I'm working on an efficient algorithm to "hide" all the pairs of intersecting rectangles laid out in 2D in a set of N
rectangles (axis aligned).
All the rectangles have the same width and height.
Suppose my starting set of rectangles laid out in 2D is
R={r_1,r_2,...,r_n}
where r_i
are all the rectangles, r_i
has the boolean attribute visible
.
I want to find the subset S of R such that for every r_i
, r_j
belonging to S r_i,_r_j
don't intersect.
A first trivial solution is the brute force-maximal independent set approach.
First I iterate over N(N-1)/2
rectangles (a given rectangle doesn't intersect with itself) and check if they intersects or not. Contemporaneously I also put all the rectangles in the set R
as the nodes of a graph G=(V,E)
. Edges in that graphs are represented by the pairs of intersecting triangles.
The set of non intersecting rectangles is then one maximal independent set of the graph.
I think this is not the fastest approach, although correct. I've read in some discussion for example how sorting in advance the list of rectangles by their x coordinate would speed up the computation of intersecting rectangle pairs to O(nlog(n) )

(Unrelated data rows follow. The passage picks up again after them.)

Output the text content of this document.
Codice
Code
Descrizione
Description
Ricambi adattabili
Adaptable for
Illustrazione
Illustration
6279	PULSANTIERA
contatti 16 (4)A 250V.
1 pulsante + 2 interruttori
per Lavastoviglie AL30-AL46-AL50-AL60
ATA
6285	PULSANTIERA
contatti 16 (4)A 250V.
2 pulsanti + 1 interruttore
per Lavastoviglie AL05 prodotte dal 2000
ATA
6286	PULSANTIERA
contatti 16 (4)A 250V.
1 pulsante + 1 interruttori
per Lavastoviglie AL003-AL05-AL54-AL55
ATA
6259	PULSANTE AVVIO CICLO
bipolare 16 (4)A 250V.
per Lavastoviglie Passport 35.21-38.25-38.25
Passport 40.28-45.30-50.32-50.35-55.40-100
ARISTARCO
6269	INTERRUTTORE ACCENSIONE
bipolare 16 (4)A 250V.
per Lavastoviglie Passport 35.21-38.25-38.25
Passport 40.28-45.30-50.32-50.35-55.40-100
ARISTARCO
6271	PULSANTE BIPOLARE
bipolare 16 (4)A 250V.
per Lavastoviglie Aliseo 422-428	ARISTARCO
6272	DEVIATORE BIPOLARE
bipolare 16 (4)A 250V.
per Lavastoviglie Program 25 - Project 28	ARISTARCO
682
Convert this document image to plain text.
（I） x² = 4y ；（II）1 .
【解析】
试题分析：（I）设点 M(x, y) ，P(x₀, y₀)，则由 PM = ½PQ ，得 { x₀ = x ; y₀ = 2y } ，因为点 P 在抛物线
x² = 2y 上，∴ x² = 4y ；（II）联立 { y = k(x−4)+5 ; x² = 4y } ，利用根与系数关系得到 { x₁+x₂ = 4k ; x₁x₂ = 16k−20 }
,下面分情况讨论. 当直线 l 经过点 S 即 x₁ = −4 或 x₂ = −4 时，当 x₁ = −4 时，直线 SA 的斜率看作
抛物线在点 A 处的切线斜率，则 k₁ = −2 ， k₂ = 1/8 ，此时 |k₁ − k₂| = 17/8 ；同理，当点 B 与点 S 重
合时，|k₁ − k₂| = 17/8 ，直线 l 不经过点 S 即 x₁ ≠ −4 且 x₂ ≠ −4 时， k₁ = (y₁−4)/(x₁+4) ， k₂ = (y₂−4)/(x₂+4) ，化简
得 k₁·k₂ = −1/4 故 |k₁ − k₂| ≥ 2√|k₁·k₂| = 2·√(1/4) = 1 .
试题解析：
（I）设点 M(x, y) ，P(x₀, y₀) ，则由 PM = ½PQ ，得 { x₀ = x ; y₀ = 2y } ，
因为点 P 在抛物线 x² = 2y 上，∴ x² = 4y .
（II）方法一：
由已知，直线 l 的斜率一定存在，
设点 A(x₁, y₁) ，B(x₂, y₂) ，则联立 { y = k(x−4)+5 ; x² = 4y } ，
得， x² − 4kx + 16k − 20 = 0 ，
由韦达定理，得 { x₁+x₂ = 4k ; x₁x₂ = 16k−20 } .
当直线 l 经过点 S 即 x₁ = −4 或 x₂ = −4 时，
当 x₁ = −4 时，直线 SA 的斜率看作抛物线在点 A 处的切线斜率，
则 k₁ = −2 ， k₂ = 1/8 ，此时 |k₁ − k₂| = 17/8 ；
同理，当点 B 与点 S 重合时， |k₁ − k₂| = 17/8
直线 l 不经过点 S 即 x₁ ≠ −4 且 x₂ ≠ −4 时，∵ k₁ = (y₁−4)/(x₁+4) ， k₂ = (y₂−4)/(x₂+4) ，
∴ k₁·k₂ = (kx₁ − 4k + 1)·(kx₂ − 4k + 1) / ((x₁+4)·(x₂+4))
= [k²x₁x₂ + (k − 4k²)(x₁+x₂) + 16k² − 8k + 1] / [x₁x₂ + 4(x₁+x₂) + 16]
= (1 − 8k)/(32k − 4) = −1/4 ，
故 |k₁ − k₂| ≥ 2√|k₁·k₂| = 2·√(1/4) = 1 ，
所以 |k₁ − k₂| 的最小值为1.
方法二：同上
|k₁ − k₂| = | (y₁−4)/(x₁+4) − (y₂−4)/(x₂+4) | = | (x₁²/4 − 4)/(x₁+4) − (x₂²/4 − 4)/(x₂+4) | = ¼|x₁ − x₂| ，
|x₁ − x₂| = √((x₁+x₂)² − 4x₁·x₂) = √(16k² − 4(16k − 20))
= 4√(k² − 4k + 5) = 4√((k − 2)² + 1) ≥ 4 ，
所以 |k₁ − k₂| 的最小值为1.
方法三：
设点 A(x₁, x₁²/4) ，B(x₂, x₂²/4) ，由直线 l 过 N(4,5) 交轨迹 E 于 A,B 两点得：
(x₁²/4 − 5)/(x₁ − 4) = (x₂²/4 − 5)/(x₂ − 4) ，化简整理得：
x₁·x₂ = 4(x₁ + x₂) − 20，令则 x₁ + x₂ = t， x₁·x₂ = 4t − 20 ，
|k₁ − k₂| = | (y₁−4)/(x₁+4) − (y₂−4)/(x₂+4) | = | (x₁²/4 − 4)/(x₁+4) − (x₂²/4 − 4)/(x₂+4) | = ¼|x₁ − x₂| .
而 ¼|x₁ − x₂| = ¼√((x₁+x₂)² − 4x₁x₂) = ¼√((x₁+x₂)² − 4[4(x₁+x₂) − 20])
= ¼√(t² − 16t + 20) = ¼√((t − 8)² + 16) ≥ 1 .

(rather than brute force O(n^2)
.
Now I'm asking, do someone know a better algorithms for such problem (both for the computation of intersecting pairs in a set of rectangles and for the filtering of those rectangles?)
Reformulating the problem as SAT problem can also be interesting, although this idea just came up to my mind. The problem would be here to find that permutation of visible
attributes such that no visible rectangle intersects another one.